If your timestamps are strings that do not compare cleanly, normalize them first with the date connector's parse or unix tool so you are comparing numeric values. Route the true branch into the upsert step in Step 6; leave the false branch empty so unchanged listings simply fall through and the loop moves on. This is the gate that keeps each run cheap: only genuinely changed listings reach the write.

Step 6: Upsert each listing into MongoDB

On the true branch of the Condition, add a Connector node in Direct mode on the mongodb connector and choose the update-documents tool. Match on the unique key, set the full row with the $set operator, and turn on upsert so a missing listing is inserted and an existing one is replaced in place:

collection: listings
filter: { "listingKey": "{{ item.listingKey }}" }
update: { "$set": {
  "listingKey":  "{{ item.listingKey }}",
  "status":      "{{ item.status }}",
  "listPrice":   {{ item.listPrice }},
  "bedrooms":    {{ item.bedrooms }},
  "city":        "{{ item.city }}",
  "postalCode":  "{{ item.postalCode }}",
  "modifiedAt":  "{{ item.modifiedAt }}"
} }
upsert: true

The tool returns matchedCount, modifiedCount, upsertedCount, and upsertedId, which you can sum across the loop to report how many listings were inserted versus updated on each poll.
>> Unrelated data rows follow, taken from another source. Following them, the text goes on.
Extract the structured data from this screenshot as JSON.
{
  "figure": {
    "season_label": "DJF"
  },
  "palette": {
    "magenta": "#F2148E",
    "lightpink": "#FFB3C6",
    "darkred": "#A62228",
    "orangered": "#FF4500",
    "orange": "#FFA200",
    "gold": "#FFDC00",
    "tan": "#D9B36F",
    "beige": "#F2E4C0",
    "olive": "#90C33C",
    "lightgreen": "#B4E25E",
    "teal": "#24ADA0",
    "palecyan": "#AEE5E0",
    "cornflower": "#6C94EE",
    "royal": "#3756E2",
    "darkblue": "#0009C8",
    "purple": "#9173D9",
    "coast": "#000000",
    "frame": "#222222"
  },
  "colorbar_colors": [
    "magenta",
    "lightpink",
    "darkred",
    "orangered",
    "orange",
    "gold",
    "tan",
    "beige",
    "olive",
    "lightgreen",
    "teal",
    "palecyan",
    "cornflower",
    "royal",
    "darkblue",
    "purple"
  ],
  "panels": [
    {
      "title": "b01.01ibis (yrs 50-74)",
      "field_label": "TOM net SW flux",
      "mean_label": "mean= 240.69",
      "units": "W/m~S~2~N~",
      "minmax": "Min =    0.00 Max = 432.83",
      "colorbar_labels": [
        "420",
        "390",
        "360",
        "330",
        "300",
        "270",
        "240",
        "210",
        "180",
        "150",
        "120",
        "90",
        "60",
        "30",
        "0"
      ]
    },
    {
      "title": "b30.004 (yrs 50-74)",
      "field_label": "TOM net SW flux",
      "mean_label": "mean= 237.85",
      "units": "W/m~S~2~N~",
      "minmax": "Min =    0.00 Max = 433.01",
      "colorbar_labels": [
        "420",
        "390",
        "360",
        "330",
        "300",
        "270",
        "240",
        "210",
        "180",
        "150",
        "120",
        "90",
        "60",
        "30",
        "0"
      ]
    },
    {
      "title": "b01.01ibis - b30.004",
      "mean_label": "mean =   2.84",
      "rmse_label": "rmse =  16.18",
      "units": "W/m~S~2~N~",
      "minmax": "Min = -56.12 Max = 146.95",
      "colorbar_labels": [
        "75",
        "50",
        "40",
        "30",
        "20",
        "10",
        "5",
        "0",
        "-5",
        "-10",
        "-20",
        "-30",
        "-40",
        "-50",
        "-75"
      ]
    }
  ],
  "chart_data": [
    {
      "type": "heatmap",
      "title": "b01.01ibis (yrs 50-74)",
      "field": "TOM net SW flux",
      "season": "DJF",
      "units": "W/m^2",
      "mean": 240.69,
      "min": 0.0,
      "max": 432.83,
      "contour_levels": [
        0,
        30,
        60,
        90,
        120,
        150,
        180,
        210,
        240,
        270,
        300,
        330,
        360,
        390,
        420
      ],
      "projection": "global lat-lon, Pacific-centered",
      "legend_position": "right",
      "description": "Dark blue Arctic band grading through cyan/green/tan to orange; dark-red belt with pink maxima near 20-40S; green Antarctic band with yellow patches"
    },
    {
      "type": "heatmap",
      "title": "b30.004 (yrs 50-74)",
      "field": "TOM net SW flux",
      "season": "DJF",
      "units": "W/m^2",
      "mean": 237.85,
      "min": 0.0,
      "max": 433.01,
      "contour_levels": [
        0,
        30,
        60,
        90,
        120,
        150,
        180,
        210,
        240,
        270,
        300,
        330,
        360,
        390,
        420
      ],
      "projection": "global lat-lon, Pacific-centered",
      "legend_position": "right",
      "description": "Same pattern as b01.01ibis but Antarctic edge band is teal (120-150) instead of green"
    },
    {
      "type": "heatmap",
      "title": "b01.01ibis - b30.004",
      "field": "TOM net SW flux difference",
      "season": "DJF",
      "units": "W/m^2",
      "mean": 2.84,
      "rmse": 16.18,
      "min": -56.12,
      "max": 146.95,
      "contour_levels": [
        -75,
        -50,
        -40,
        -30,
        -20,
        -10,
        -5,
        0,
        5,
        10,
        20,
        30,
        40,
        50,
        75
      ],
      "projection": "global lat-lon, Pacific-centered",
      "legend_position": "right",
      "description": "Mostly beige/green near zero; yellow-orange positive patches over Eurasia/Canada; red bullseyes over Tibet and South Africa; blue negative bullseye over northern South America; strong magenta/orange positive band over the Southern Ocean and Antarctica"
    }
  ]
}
Because the filter is keyed on listingKey and upsert is on, re-running the workflow never creates duplicates. Create a unique index on listingKey in your database once, up front, so the warehouse stays clean even under concurrent polls.

Tips

  • Ask Miraxa, the intelligent layer across your automation, to scaffold the skeleton for you: try "Build a workflow with a Schedule trigger that calls http-get, loops over the results, and upserts each into the mongodb listings collection." Then fine-tune each node in the properties panel.
  • Most MLS feeds support server-side sorting and filtering. Adding $orderby=ModificationTimestamp desc and a $filter on a recent timestamp shrinks each poll dramatically and reduces the work the Condition node has to do.
  • For very large feeds, run the upsert step in batches rather than one document at a time by collecting changed rows first and using the mongodb insert-documents tool for net-new records, reserving update-documents for changes.
  • Store the highest modifiedAt you have seen in a small control document in the same collection so the next poll can request only listings changed after it, turning a full scan into an incremental sync.

Common Pitfalls

  • Schedule cron runs in the timezone you pick, not the server's. A real estate office that expects 9am polls in America/Chicago will see them an hour off if the timezone field is left on a default. Always set it explicitly.
  • Timestamp comparison fails silently when one side is a string and the other is a date. Normalize both with the date connector before the Condition node, or every listing will look unchanged (or every listing will look changed).
  • Forgetting upsert: true means new listings are matched against nothing and never written. Confirm the flag is on, and confirm your filter uses the same key field you index on.
  • MLS APIs rate-limit aggressively. Keep $top reasonable, avoid polling more often than the feed updates, and respect any Retry-After header the API returns rather than hammering the endpoint on a tight cron.

Testing

Before turning the schedule loose, narrow the scope. Temporarily set the http-get url to request a single known listing (for example by adding a $filter on one ListingKey), then use the Run button to fire the workflow manually and watch the execution. Confirm the Transform produced a clean flat row, the Condition correctly reported the listing as new on the first run, and the update-documents result shows upsertedCount of 1. Run it a second time with no change to the source and verify the Condition skips the record and nothing is written. Once both paths behave, widen $top, remove the test filter, and enable the schedule.